Diagram showing the three LLM failure modes: questions outside training data, long-tail factual queries, and multi-step reasoning under constraints — The three situations where an LLM is most likely to produce confident, wrong output. Each has different tells worth learning.

What confident uncertainty actually looks like

There are things models are genuinely good at signaling. When a well-prompted model is uncertain, it will often say so with phrases like “I’m not certain about this” or “you should verify this with a current source.” These aren’t boilerplate. They’re meaningful signals that the model’s training produced lower-confidence outputs for this type of content.

The problem is that many users, and many products built on top of LLMs, train themselves to ignore these hedges. The qualifier gets stripped out in a summary, or the user is in a hurry and skims past it. This is how the hallucination actually does damage, not because the model was silent about its uncertainty, but because the uncertainty signal got lost downstream.

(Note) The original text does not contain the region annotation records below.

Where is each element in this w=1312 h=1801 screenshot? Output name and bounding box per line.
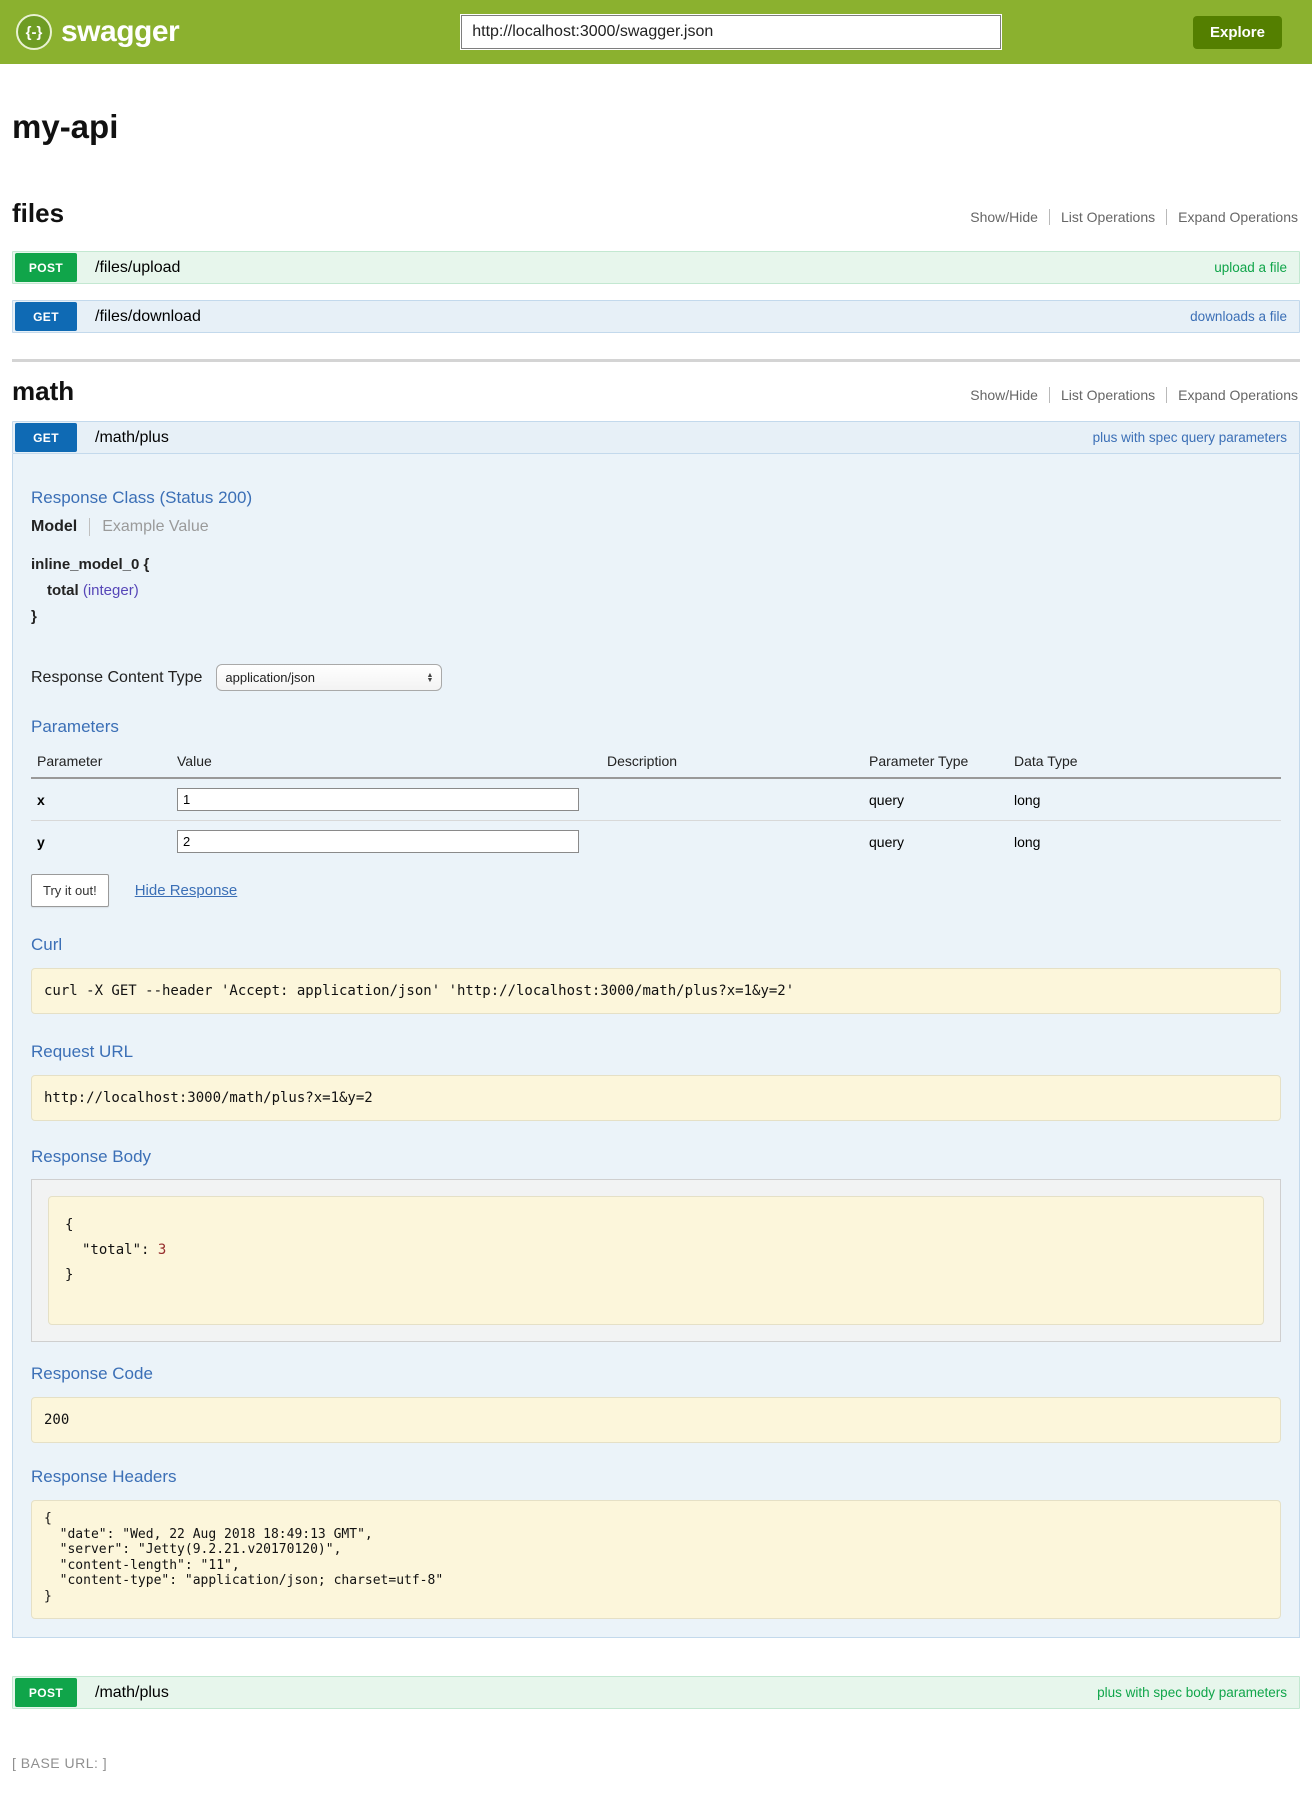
files-section-header: files Show/Hide List Operations Expand O… (12, 198, 1300, 229)
hide-response-link[interactable]: Hide Response (135, 882, 238, 899)
response-code-title: Response Code (31, 1364, 1281, 1384)
show-hide-link[interactable]: Show/Hide (959, 387, 1049, 403)
model-tabs: Model Example Value (31, 518, 1281, 536)
endpoint-row-files-download[interactable]: GET /files/download downloads a file (12, 300, 1300, 333)
model-property-type: (integer) (83, 582, 139, 599)
curl-command: curl -X GET --header 'Accept: applicatio… (31, 968, 1281, 1014)
table-row-param-x: x query long (31, 778, 1281, 821)
expand-operations-link[interactable]: Expand Operations (1166, 387, 1300, 403)
response-code-value: 200 (31, 1397, 1281, 1443)
param-data-type: long (1008, 821, 1281, 863)
endpoint-path[interactable]: /math/plus (95, 1684, 169, 1702)
parameters-table-header-row: Parameter Value Description Parameter Ty… (31, 745, 1281, 778)
curl-title: Curl (31, 935, 1281, 955)
operation-content: Response Class (Status 200) Model Exampl… (12, 454, 1300, 1638)
list-operations-link[interactable]: List Operations (1049, 209, 1166, 225)
param-name: y (31, 821, 171, 863)
param-description (601, 821, 863, 863)
select-stepper-icon: ▲▼ (426, 673, 433, 683)
model-property: total (integer) (31, 578, 1281, 604)
json-close-brace: } (65, 1267, 73, 1283)
json-open-brace: { (65, 1217, 73, 1233)
endpoint-row-files-upload[interactable]: POST /files/upload upload a file (12, 251, 1300, 284)
request-url-title: Request URL (31, 1042, 1281, 1062)
expand-operations-link[interactable]: Expand Operations (1166, 209, 1300, 225)
swagger-logo[interactable]: {-} swagger (16, 14, 179, 50)
col-header-parameter-type: Parameter Type (863, 745, 1008, 778)
try-row: Try it out! Hide Response (31, 874, 1281, 907)
param-type: query (863, 821, 1008, 863)
files-section-links: Show/Hide List Operations Expand Operati… (959, 209, 1300, 225)
json-key: "total" (82, 1242, 141, 1258)
method-badge-post: POST (15, 1678, 77, 1707)
param-type: query (863, 778, 1008, 821)
response-content-type-label: Response Content Type (31, 669, 202, 687)
col-header-value: Value (171, 745, 601, 778)
col-header-description: Description (601, 745, 863, 778)
try-it-out-button[interactable]: Try it out! (31, 874, 109, 907)
tab-example-value[interactable]: Example Value (89, 518, 208, 536)
operation-get-math-plus: GET /math/plus plus with spec query para… (12, 421, 1300, 1638)
response-headers-title: Response Headers (31, 1467, 1281, 1487)
model-close-brace: } (31, 604, 1281, 630)
model-property-name: total (47, 582, 79, 599)
endpoint-summary-link[interactable]: upload a file (1214, 260, 1287, 275)
section-title-files[interactable]: files (12, 198, 64, 229)
json-line: "total": 3 (65, 1242, 166, 1258)
col-header-parameter: Parameter (31, 745, 171, 778)
page-title: my-api (12, 108, 1300, 146)
model-name: inline_model_0 { (31, 552, 1281, 578)
endpoint-summary-link[interactable]: plus with spec body parameters (1097, 1685, 1287, 1700)
swagger-logo-icon: {-} (16, 14, 52, 50)
explore-button[interactable]: Explore (1193, 16, 1282, 49)
math-section-header: math Show/Hide List Operations Expand Op… (12, 376, 1300, 407)
response-content-type-row: Response Content Type application/json ▲… (31, 664, 1281, 691)
param-description (601, 778, 863, 821)
endpoint-row-math-plus-get[interactable]: GET /math/plus plus with spec query para… (12, 421, 1300, 454)
top-header-bar: {-} swagger Explore (0, 0, 1312, 64)
endpoint-summary-link[interactable]: plus with spec query parameters (1093, 430, 1287, 445)
param-name: x (31, 778, 171, 821)
method-badge-get: GET (15, 302, 77, 331)
show-hide-link[interactable]: Show/Hide (959, 209, 1049, 225)
method-badge-post: POST (15, 253, 77, 282)
list-operations-link[interactable]: List Operations (1049, 387, 1166, 403)
method-badge-get: GET (15, 423, 77, 452)
section-divider (12, 359, 1300, 362)
response-headers-value: { "date": "Wed, 22 Aug 2018 18:49:13 GMT… (31, 1500, 1281, 1619)
tab-model[interactable]: Model (31, 518, 77, 536)
parameters-table: Parameter Value Description Parameter Ty… (31, 745, 1281, 862)
response-class-title: Response Class (Status 200) (31, 488, 1281, 508)
response-content-type-value: application/json (225, 670, 315, 685)
json-separator: : (141, 1242, 158, 1258)
endpoint-summary-link[interactable]: downloads a file (1190, 309, 1287, 324)
brand-title: swagger (61, 15, 179, 49)
table-row-param-y: y query long (31, 821, 1281, 863)
base-url-label: [ BASE URL: ] (12, 1755, 1312, 1771)
param-x-input[interactable] (177, 788, 579, 811)
json-value: 3 (158, 1242, 166, 1258)
endpoint-row-math-plus-post[interactable]: POST /math/plus plus with spec body para… (12, 1676, 1300, 1709)
param-y-input[interactable] (177, 830, 579, 853)
section-title-math[interactable]: math (12, 376, 74, 407)
endpoint-path[interactable]: /files/download (95, 308, 201, 326)
endpoint-path[interactable]: /files/upload (95, 259, 180, 277)
endpoint-path[interactable]: /math/plus (95, 429, 169, 447)
parameters-title: Parameters (31, 717, 1281, 737)
spec-url-input[interactable] (461, 15, 1001, 49)
response-body-container: { "total": 3 } (31, 1179, 1281, 1342)
param-data-type: long (1008, 778, 1281, 821)
request-url-value: http://localhost:3000/math/plus?x=1&y=2 (31, 1075, 1281, 1121)
response-body-title: Response Body (31, 1147, 1281, 1167)
response-content-type-select[interactable]: application/json ▲▼ (216, 664, 442, 691)
math-section-links: Show/Hide List Operations Expand Operati… (959, 387, 1300, 403)
col-header-data-type: Data Type (1008, 745, 1281, 778)
model-signature: inline_model_0 { total (integer) } (31, 552, 1281, 630)
response-body-value: { "total": 3 } (48, 1196, 1264, 1325)
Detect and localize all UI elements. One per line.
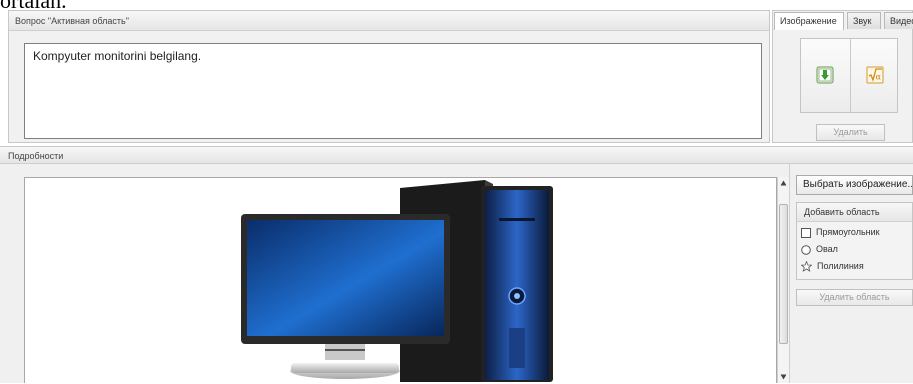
tab-video[interactable]: Видео [884, 12, 913, 29]
insert-image-icon [816, 66, 834, 84]
insert-image-button[interactable] [801, 39, 850, 112]
circle-icon [801, 244, 811, 255]
add-rectangle-label: Прямоугольник [816, 227, 880, 237]
media-insert-box: α [800, 38, 898, 113]
add-oval-label: Овал [816, 244, 838, 254]
select-image-button[interactable]: Выбрать изображение... [796, 175, 913, 195]
question-text-field[interactable]: Kompyuter monitorini belgilang. [24, 43, 762, 139]
star-icon [800, 260, 813, 273]
add-area-box: Добавить область Прямоугольник Овал Поли… [796, 202, 913, 280]
svg-text:α: α [876, 73, 882, 82]
square-icon [801, 227, 811, 238]
sidebar-divider [789, 164, 790, 383]
media-panel: Изображение Звук Видео α Удалить [772, 10, 913, 143]
add-oval-option[interactable]: Овал [801, 241, 838, 257]
scrollbar-thumb[interactable] [779, 204, 788, 344]
tab-sound[interactable]: Звук [847, 12, 881, 29]
question-panel: Вопрос "Активная область" Kompyuter moni… [8, 10, 770, 143]
image-canvas[interactable] [24, 177, 777, 383]
tab-image[interactable]: Изображение [774, 12, 844, 30]
insert-formula-icon: α [866, 66, 884, 84]
add-area-title: Добавить область [797, 203, 912, 222]
computer-image [241, 180, 553, 382]
add-polyline-label: Полилиния [817, 261, 864, 271]
canvas-scrollbar[interactable] [777, 177, 789, 383]
add-rectangle-option[interactable]: Прямоугольник [801, 224, 880, 240]
scroll-down-icon[interactable] [780, 374, 787, 380]
scroll-up-icon[interactable] [780, 180, 787, 186]
delete-area-button[interactable]: Удалить область [796, 289, 913, 306]
delete-media-button[interactable]: Удалить [816, 124, 885, 141]
insert-formula-button[interactable]: α [850, 39, 899, 112]
question-panel-title: Вопрос "Активная область" [9, 11, 769, 31]
add-polyline-option[interactable]: Полилиния [800, 258, 864, 274]
details-panel-title: Подробности [0, 146, 913, 164]
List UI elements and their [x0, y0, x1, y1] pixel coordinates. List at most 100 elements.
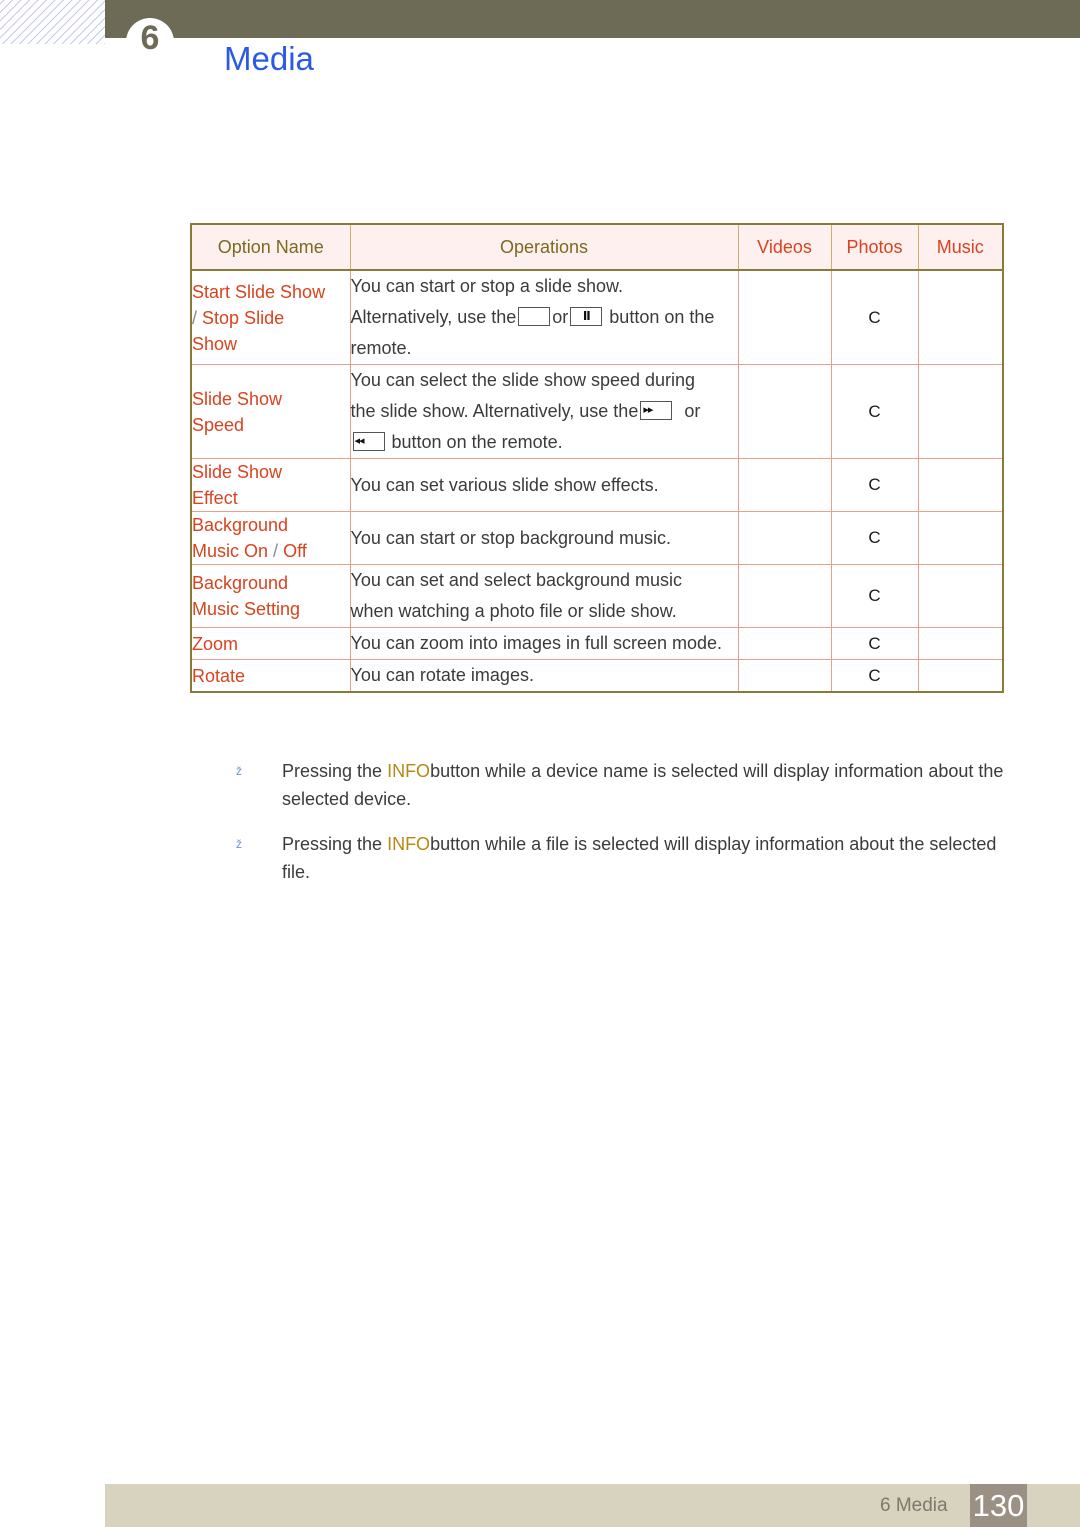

A practical rule: treat any LLM hedge as a mandatory verification flag, not a polite disclaimer.

How to prompt for better epistemic signals

You can meaningfully improve how much useful uncertainty information you get out of a model by changing how you ask.

First, ask the model to tell you what it doesn’t know. “What parts of this answer are you least confident about?” is a genuinely useful follow-up. A well-calibrated model will often point you directly at the parts most worth checking.

Second, ask for sources. Even if the model can’t give you a live link, asking “what would I search to verify this?” or “what kind of source would have the authoritative answer?” redirects it toward producing useful metadata about its own output rather than just more output.

Third, ask it to argue against itself. If you have a high-stakes decision riding on a model’s analysis, ask: “What’s the strongest case that this analysis is wrong?” Models are often better at generating counterarguments to a position than at spontaneously flagging their own weaknesses. This is especially true for the kind of disagreements that emerge when you compare outputs across models, where neither model will naturally volunteer that the other might be right.

Fourth, constrain the domain. “Based only on what you know with high confidence” is a useful phrase. It won’t make the model perfect, but it shifts the output distribution toward better-grounded claims.

The calibration you actually need

The goal isn’t paranoia about every LLM output. That would make the tools useless. The goal is calibrated trust: high confidence in the model for tasks where it’s demonstrably strong (drafting, summarizing, brainstorming, explaining well-documented concepts), and appropriately lower confidence for tasks where it’s structurally weak (recent facts, niche specifics, complex multi-constraint reasoning).

The people who use these tools most effectively aren’t the ones who trust them most. They’re the ones who have a clear mental map of where the model is likely to be right and where it’s likely to be filling in gaps with plausible noise. That map is mostly built by getting burned a few times in each category, but now you have a shortcut.